The one element that stops a lot of people facing their problem is what Mr Prior describes as ''the denial process''. "They think, because they are a success in their business or because they can stop for work days or 'take a break from it' for a few weeks, that they don't have a problem. But they can't stay off it. And when they do drink again, the question they have to ask themselves is 'do I have control over the amount I drink? or do I often drink more than I intended to?"

Geraldine Moane is a psychologist with more than 30 years' experience. She also has over 20 years' experience in the area of alcohol, in particular, in relation to postcolonial psychology and the Irish psyche. She says: "It's important to remember there is often a tendency to feel that there is something wrong with women and that's why they are behaving in a certain way, somehow that it's a woman's fault that this is happening.

"And it's important not to view the reasons for this increase like that."

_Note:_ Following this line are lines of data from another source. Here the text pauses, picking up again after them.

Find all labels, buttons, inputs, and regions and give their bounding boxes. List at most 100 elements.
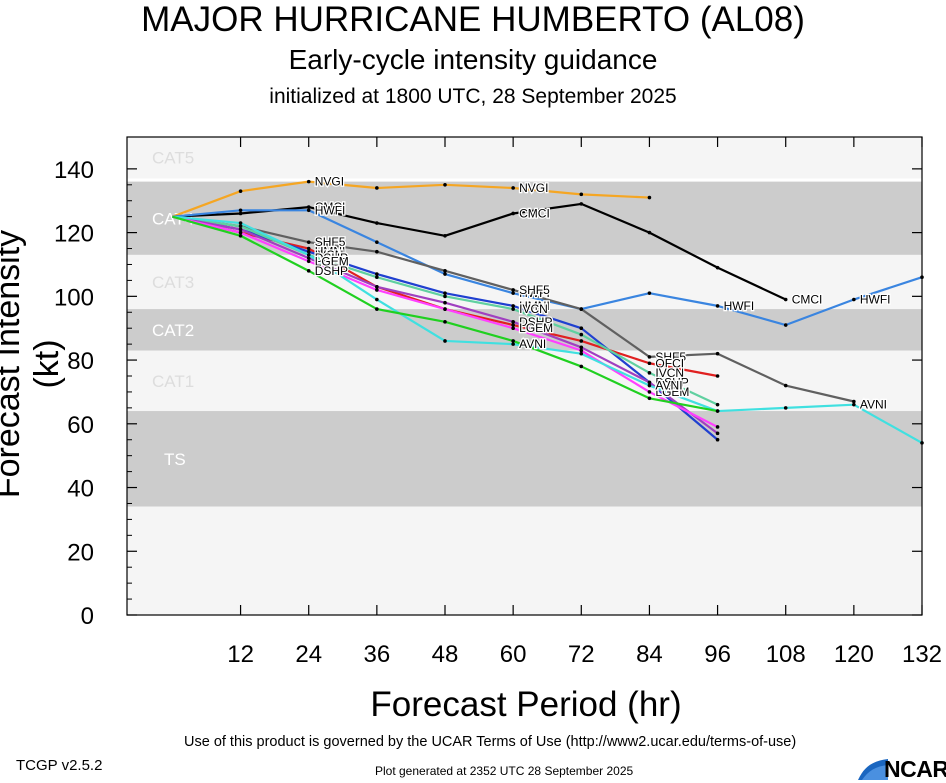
band-label: CAT5 [152,149,194,168]
series-label-hmni: HMNI [519,299,550,313]
data-point [511,342,515,346]
band-label: CAT1 [152,372,194,391]
axis-ticks: 12 24 36 48 60 72 84 96 108 120 132 0 20 40 60 80 100 120… [54,137,942,668]
series-label-nvgi: NVGI [315,175,344,189]
data-point [375,307,379,311]
band-cat3 [127,254,922,310]
y-tick-label: 140 [54,157,94,184]
data-point [715,409,720,413]
data-point [715,374,720,378]
data-point [443,269,447,273]
data-point [511,323,515,327]
data-point [852,402,856,407]
series-lines [172,179,924,445]
data-point [238,224,243,229]
data-point [647,371,652,375]
data-point [579,348,584,353]
data-point [647,361,652,366]
data-point [647,380,652,385]
series-label-cmci: CMCI [315,200,346,214]
y-tick-label: 100 [54,284,94,311]
band-cat4 [127,181,922,255]
data-point [443,320,447,324]
version-label: TCGP v2.5.2 [16,757,103,774]
data-point [715,265,720,270]
series-label-hwfi: HWFI [860,293,891,307]
y-axis-label: Forecast Intensity (kt) [0,229,66,499]
band-none [127,506,922,615]
series-label-ivcn: IVCN [315,248,344,262]
y-tick-label: 0 [81,603,94,630]
data-point [511,211,515,216]
data-point [511,186,515,190]
data-point [715,425,720,429]
data-point [511,320,515,324]
ncar-logo-text: NCAR [884,756,946,782]
x-tick-label: 12 [227,641,254,668]
data-point [783,383,788,388]
data-point [579,307,584,311]
data-point [306,246,311,251]
data-point [647,355,652,359]
data-point [306,240,311,244]
x-tick-label: 132 [902,641,942,668]
data-point [306,253,311,257]
data-point [375,275,379,280]
x-tick-label: 24 [295,641,322,668]
data-point [238,233,243,238]
series-label-hwfi: HWFI [519,286,550,300]
x-tick-label: 72 [568,641,595,668]
series-label-hmni: HMNI [315,245,346,259]
data-point [443,307,447,311]
data-point [511,307,515,311]
x-axis-label: Forecast Period (hr) [370,685,682,724]
data-point [783,406,788,410]
data-point [443,294,447,299]
data-point [443,183,447,187]
data-point [375,288,379,292]
x-tick-label: 96 [704,641,731,668]
y-tick-label: 80 [67,348,94,375]
data-point [306,179,311,184]
init-time: initialized at 1800 UTC, 28 September 20… [269,85,677,108]
ncar-logo: NCAR [858,755,946,782]
data-point [511,291,515,295]
data-point [852,297,856,302]
series-label-hwfi: HWFI [724,299,755,313]
data-point [579,364,584,369]
band-ts [127,411,922,507]
x-tick-label: 36 [364,641,391,668]
data-point [852,399,856,404]
data-point [647,195,652,200]
band-cat5 [127,137,922,179]
x-tick-label: 108 [766,641,806,668]
series-label-shf5: SHF5 [655,350,686,364]
data-point [443,272,447,276]
data-point [647,291,652,295]
series-label-hwfi: HWFI [315,203,346,217]
series-label-avni: AVNI [519,337,546,351]
data-point [306,269,311,273]
data-point [306,256,311,260]
chart-subtitle: Early-cycle intensity guidance [288,44,658,75]
data-point [443,300,447,305]
band-cat2 [127,309,922,351]
data-point [306,259,311,264]
series-label-lgem: LGEM [519,321,553,335]
band-label: CAT4 [152,209,194,228]
series-label-shf5: SHF5 [519,283,550,297]
series-label-avni: AVNI [860,398,887,412]
series-label-avni: AVNI [655,379,682,393]
data-point [715,402,720,407]
x-tick-label: 84 [636,641,663,668]
y-tick-label: 120 [54,221,94,248]
data-point [715,304,720,308]
series-line-hwfi [172,209,923,327]
data-point [511,339,515,343]
x-tick-label: 120 [834,641,874,668]
data-point [511,326,515,331]
data-point [375,186,379,190]
band-label: CAT2 [152,321,194,340]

She explains: "Women did not drink to the same levels as men in the past, because they were prevented by cultural attitudes. There was a double standard around women's and men's drinking habits, just like there was a double standard around their sexuality, we judged them differently, and that is changing. So women are adhering more to cultural norms and that is to drink a lot."

She echoes Mr Prior's assertion that ''social anxiety'' can play a part in women's propensity to drink large amounts of alcohol: "There are cultural norms around women to be nice and agreeable and good humoured and non-confrontational and fun and, when there is pressure to drink, it feeds that."

She adds: "That norm is very difficult for women. And drink makes it easier to perform in whatever way is expected of you.

"The other thing to remember is that women drinking at home is another cultural issue. Men will go to the pub midweek and that's not seen as problematic. But women are more likely to drink at home alone. That dynamic is hidden and more secretive, which means, when a dependency is created, it is more likely to take longer to spot. And they will be further down the road."